Haugerud doesn’t show us what happened there at first, starting instead with Karin and Kristin’s reactions to the completed story. It’s clear the memoir includes some evocatively described Sєx, and Kristin’s first instinct is to consider reporting the teacher and the school. But Karin, bowled over by the text’s literary accomplishment, notes that whether the Sєx is real or the narrating protagonist’s fantasy is ambiguous. What isn’t, and what they really have to contend with, is that their daughter and granddaughter is a fully realized subject, who experienced a destabilizing first love without them ever noticing.

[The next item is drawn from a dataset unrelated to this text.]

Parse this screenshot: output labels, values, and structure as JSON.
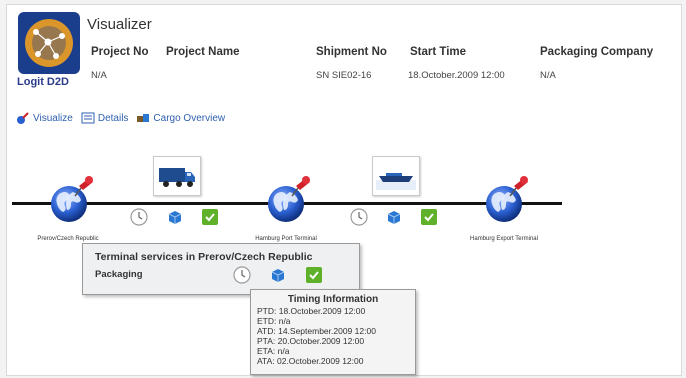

Haugerud’s Creative Choices Are Often Dreams’ Greatest Strength
Each Stylistic Element Complements The Film’s Ideas
I won’t go further into what happened between Johanne and Johanna, because I think the narrative progression is one of the film’s pleasures, but Dreams isn’t about a morally provocative scandal. Haugerud is more interested in having us process our way through nuance and ambiguity, as his characters must. And the movie helps us along – as in Love, scenes are often structured as discussions that verge on dialectic. Characters are given distinct viewpoints on the movie’s themes to express, and as they volley their ideas, the film’s perspective on them grows richer.
Are we hearing her memoir? If so, are the movie’s flashbacks what actually happened, or her version of what happened, or pure invention?
One of Dreams‘ strengths is that its dramatic devices pair well with its interests. Through these dialogues, the movie becomes about these three women of different generations, and the challenges and rewards of trying to bridge those divides. Johanne’s monologues, while natural for recounting a subjective experience, are an interesting contrast, for her as well as us. Throughout the film, she has to grapple with how her story transforms when her mother and grandmother interpret it, often in ways that surprise her.
And once we realize Johanne’s voiceover is retrospective, there’s an element of narrative intrigue at play. Are we hearing her memoir? If so, are the movie’s flashbacks what actually happened, or her version of what happened, or pure invention? If this isn’t her memoir, what is the context of her narration? How is what we see different from what Kristin and Karin have read, and from a factual perspective, can either account really be trusted? How much does knowing what really happened actually matter?
Dreams juggles these questions wonderfully, along with many others and, in terms of creative choices worth thoughtful discussion, I’ve hardly scratched the surface. When Haugerud’s trilogy makes its way into US theaters, this entry certainly isn’t to be missed.